Sappiamo inoltre per certo, che una persona con Hiv che segue una terapia efficace non può trasmettere il virus, nemmeno attraverso rapporti sessuali non protetti.

Questo viene riassunto dallo slogan U=U: se l’Hiv non è rilevabile (nel sangue), non si può trasmettere.

Significa che le persone con Hiv possono avere una vita sessuale libera e appagante, possono concepire e generare figl* san*, anche attraverso il parto naturale. Significa che non c’è nessuna condizione, almeno dal punto di vista scientifico, per cui aver paura e discriminare le persone che vivono con Hiv.

Nonostante ciò, vivere con Hiv ancora oggi comporta un enorme peso sociale legato al giudizio delle persone e al pregiudizio verso l’Hiv, il tutto accompagnato da una diffusa disinformazione, con il risultato che permane un forte stigma, che genera a propria volta una forte auto-discriminazione in chi vive con l’Hiv, talvolta accompagnata da altri malesseri sociali, correlati alla condizione di appartenenza a una minoranza (il cosiddetto minority stress).

Questi aspetti di ordine sociale condizionano in modo negativo la qualità della vita delle persone che vivono con Hiv e si aggiungono ad aspetti di ordine medico, come l’invecchiamento precoce e una maggiore propensione a patologie cardio-circolatorie, metaboliche e a problemi di salute mentale, che possono essere correlati a una lunga permanenza del virus nel corpo, o anche agli stessi trattamenti per l’Hiv.

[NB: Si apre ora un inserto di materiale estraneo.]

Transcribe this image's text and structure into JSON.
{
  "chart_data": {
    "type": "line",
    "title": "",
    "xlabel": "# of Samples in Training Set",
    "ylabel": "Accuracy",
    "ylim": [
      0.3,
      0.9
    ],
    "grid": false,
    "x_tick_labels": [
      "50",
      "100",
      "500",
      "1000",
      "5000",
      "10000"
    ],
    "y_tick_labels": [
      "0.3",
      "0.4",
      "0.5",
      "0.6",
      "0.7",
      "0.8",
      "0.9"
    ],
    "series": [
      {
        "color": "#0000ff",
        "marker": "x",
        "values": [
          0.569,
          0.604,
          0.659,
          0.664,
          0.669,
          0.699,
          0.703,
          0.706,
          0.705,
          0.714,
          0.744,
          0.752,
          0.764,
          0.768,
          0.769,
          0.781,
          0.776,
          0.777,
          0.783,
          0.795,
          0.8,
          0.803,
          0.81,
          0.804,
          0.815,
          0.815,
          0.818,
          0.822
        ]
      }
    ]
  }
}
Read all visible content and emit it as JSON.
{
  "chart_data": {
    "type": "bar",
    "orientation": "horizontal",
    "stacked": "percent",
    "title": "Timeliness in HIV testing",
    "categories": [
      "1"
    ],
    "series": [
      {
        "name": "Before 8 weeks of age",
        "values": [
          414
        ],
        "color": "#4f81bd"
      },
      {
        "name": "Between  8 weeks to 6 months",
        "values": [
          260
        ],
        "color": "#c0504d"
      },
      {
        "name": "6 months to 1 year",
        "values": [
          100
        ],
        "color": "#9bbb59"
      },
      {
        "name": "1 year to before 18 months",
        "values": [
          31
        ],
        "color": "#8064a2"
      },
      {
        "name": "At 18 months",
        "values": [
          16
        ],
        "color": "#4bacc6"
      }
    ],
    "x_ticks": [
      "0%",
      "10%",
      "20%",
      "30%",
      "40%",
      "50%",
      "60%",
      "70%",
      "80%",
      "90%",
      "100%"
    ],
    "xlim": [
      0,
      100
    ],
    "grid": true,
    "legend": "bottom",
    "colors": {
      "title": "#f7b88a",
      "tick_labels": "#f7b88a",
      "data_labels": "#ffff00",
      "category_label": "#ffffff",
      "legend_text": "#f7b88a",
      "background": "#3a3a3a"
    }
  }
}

Per fortuna, negli ultimi tempi, questo aspetto è stato oggetto di campagne mirate sull’aspetto psicologico, più che clinico, come ad esempio HIV ne parliamo,

Per comprendere maggiormente questo aspetto della vita delle persone che vivono con Hiv, abbiamo parlato con il dott. Marco Ridolfi, dirigente medico presso il Policlinico Umberto I di Roma.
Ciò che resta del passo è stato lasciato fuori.